Makrîzî
Ebû Muhammed (Ebû’l-Abbâs) Takıyyüddîn Ahmed b. Alî b. Abdilkādir b. Muhammed el Makrîzî (ö. 845/1442)
Mısırlı Ünlü Tarihçi
Hayatı:766’da (1364-65) Kahire’nin Burcuvân semtinde doğdu. Aslen Lübnan’da bulunan Ba‘lebek şehrinin Makārize semtinden Mısır’a göç eden bir aileye mensuptur. Bu sebeple Makrîzî nisbesiyle meşhur olmuştur.[1] Uzun bir hastalıktan sonra Hicrî 845 (M. 1442) yılında Kahire’de vefat etti.[2]

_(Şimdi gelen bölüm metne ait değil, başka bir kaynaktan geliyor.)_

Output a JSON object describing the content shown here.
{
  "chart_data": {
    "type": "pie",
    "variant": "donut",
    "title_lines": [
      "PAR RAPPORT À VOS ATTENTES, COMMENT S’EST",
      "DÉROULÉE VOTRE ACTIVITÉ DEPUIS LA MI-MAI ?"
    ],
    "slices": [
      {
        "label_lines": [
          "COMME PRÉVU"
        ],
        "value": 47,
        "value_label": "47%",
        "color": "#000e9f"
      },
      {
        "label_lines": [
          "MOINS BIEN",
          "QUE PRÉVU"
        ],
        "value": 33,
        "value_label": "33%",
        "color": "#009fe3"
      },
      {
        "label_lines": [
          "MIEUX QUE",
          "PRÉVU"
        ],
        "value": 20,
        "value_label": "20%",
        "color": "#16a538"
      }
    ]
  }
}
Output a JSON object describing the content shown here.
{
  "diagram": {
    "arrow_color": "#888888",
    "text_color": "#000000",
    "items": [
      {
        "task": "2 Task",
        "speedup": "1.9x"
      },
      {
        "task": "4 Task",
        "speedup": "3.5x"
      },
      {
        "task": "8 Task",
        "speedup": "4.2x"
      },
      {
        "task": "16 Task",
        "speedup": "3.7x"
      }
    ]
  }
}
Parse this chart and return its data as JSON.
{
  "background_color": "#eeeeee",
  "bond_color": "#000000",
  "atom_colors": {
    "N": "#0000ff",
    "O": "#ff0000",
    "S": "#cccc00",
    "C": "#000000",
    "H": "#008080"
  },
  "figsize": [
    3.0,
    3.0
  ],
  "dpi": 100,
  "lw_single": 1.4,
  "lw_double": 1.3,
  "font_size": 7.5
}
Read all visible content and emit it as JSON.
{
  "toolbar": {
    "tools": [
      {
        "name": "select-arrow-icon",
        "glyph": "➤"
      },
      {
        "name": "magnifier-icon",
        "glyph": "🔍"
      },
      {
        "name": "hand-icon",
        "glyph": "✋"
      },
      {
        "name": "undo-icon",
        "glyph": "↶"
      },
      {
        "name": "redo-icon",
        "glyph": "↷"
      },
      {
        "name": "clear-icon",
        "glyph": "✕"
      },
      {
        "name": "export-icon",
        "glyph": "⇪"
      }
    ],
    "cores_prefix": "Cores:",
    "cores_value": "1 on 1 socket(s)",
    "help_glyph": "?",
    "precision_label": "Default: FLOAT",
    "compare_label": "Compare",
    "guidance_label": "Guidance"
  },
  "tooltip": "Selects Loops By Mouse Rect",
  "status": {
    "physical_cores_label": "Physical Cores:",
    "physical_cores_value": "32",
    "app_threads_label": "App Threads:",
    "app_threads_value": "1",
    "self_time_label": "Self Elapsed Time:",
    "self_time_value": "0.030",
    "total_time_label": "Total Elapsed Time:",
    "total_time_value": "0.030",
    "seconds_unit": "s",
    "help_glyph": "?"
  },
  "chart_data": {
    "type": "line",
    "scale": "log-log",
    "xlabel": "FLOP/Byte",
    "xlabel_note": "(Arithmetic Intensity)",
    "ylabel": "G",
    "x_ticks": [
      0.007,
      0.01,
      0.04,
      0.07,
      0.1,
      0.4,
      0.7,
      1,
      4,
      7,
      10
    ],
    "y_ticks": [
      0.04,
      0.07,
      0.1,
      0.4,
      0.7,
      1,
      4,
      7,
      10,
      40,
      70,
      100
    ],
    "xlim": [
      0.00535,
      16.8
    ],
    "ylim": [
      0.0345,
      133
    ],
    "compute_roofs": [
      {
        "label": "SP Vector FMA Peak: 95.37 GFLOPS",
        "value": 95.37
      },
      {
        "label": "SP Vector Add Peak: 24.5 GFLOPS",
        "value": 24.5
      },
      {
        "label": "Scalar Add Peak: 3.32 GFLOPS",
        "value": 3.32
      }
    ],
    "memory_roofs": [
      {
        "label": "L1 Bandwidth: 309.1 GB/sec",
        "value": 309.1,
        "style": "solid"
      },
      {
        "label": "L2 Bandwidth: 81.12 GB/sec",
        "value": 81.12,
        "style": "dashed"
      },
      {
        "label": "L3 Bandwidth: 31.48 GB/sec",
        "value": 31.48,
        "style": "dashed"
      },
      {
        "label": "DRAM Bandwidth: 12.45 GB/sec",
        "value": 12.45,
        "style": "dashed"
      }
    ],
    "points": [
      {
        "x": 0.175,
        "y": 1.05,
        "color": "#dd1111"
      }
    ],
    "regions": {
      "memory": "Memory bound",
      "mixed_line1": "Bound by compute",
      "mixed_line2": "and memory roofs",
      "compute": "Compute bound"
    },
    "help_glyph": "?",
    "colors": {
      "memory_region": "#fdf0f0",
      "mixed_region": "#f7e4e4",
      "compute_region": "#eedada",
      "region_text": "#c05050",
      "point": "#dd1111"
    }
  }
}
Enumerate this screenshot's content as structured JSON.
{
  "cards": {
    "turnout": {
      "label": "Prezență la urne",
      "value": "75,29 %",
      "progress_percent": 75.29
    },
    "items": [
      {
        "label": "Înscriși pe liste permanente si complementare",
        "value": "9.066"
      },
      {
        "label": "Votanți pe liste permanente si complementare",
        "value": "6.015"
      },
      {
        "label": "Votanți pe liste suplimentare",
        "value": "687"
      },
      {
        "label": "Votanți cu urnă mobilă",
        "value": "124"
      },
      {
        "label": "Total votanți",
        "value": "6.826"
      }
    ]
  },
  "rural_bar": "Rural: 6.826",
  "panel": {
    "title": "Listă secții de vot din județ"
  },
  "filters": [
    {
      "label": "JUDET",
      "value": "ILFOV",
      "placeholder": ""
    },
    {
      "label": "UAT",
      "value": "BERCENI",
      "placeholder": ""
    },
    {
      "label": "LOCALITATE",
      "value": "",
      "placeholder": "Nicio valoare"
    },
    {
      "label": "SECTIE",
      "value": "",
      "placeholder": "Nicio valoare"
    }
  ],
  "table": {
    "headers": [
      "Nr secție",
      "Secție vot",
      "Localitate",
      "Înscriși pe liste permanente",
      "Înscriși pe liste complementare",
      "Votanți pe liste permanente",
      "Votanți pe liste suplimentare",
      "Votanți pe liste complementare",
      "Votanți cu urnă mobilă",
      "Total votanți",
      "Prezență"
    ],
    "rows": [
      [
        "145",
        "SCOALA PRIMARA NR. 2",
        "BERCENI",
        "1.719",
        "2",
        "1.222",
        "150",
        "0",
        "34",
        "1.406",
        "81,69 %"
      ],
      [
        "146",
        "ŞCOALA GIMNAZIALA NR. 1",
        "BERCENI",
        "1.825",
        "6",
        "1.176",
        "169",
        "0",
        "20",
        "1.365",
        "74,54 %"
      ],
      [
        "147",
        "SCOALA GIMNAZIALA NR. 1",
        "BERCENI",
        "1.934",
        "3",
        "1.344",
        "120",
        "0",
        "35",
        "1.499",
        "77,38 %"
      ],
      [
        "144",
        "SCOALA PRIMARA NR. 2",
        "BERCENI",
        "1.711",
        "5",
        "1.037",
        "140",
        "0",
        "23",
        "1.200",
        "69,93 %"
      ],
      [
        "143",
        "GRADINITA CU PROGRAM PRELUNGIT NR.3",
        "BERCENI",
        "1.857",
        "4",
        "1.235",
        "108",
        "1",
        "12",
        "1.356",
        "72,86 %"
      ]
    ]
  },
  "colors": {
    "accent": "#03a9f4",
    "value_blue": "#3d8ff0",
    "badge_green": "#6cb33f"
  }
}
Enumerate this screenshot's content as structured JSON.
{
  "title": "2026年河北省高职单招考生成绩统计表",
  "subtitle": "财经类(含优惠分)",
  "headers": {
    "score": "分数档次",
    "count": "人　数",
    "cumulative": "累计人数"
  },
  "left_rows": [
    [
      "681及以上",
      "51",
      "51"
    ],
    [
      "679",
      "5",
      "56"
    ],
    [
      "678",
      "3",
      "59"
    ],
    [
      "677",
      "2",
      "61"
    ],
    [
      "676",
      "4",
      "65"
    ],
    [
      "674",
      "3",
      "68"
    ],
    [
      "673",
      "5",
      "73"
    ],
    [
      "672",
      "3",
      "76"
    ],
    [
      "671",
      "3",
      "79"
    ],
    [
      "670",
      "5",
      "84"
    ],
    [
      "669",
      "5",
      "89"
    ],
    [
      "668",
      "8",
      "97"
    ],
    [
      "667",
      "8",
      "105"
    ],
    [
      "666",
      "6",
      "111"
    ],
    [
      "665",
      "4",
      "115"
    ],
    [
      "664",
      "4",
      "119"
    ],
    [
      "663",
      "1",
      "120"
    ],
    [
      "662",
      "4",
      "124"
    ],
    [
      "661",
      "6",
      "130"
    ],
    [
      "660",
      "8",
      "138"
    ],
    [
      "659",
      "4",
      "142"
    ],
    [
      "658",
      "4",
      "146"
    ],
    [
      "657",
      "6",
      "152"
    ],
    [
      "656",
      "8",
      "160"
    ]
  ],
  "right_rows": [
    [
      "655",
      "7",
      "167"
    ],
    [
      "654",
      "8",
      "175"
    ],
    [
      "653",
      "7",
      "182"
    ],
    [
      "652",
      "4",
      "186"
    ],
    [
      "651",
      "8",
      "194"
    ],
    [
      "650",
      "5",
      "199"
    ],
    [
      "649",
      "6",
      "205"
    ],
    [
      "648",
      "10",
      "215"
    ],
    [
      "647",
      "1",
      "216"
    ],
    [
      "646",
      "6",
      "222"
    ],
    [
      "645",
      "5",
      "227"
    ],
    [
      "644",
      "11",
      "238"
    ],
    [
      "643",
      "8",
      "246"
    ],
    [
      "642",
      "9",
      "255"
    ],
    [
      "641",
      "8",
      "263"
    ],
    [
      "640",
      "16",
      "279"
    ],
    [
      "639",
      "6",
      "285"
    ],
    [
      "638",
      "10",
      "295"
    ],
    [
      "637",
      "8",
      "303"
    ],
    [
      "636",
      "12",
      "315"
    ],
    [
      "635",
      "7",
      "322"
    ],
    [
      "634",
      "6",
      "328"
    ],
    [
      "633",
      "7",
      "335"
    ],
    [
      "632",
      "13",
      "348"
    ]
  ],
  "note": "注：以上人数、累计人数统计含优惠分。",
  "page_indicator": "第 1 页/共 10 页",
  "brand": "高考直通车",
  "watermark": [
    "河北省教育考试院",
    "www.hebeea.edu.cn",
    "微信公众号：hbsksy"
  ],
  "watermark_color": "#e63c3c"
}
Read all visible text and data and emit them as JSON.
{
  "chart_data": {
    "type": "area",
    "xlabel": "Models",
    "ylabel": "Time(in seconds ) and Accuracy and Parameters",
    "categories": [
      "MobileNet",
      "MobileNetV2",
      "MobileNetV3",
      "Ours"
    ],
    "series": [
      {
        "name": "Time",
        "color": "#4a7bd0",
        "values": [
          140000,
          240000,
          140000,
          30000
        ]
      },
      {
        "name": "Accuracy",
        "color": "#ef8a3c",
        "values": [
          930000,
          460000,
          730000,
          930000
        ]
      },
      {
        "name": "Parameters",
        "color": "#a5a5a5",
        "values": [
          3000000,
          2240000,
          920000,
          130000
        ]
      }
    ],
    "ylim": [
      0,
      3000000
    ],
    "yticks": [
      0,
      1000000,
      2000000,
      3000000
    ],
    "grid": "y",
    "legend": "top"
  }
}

Tahsili:Makrîzî, hem baba hem de anne tarafından ilimle uğraşan bir aileye mensuptur. İlim tahsilini Hanefi mezhebinin usulüne göre yaptı. Daha sonra Zâhiriyye mezhebine de ilgi duymakla beraber Şâfiî mezhebine intisap etti. Makrîzî fıkıh, hadis, kıraat, dil, nahiv, edebiyat ve tarih alanlarında 600 hocadan ders gördü. 784’te (1382) Mısır’a gelip burada yerleşen İbn Haldûn ile birkaç defa görüştü ve ondan önemli ölçüde etkilendi. İbn Haldûn’un Mısır’daki uzun ikameti sırasında birçok âlim ve tarihçi yanında hayranları ve talebeleriyle birlikte oluşturduğu ekol içinde Makrîzî de vardır. Makrîzî’nin hocaları arasında dedesi İbnü’s-Sâiğ, İbn Haldûn, Ebû’l-Fidâ İbn Kesîr, Heysemî, Fîrûzâbâdî gibi İslam dünyasında çok bilinen meşhur âlimler de yer alır.[3]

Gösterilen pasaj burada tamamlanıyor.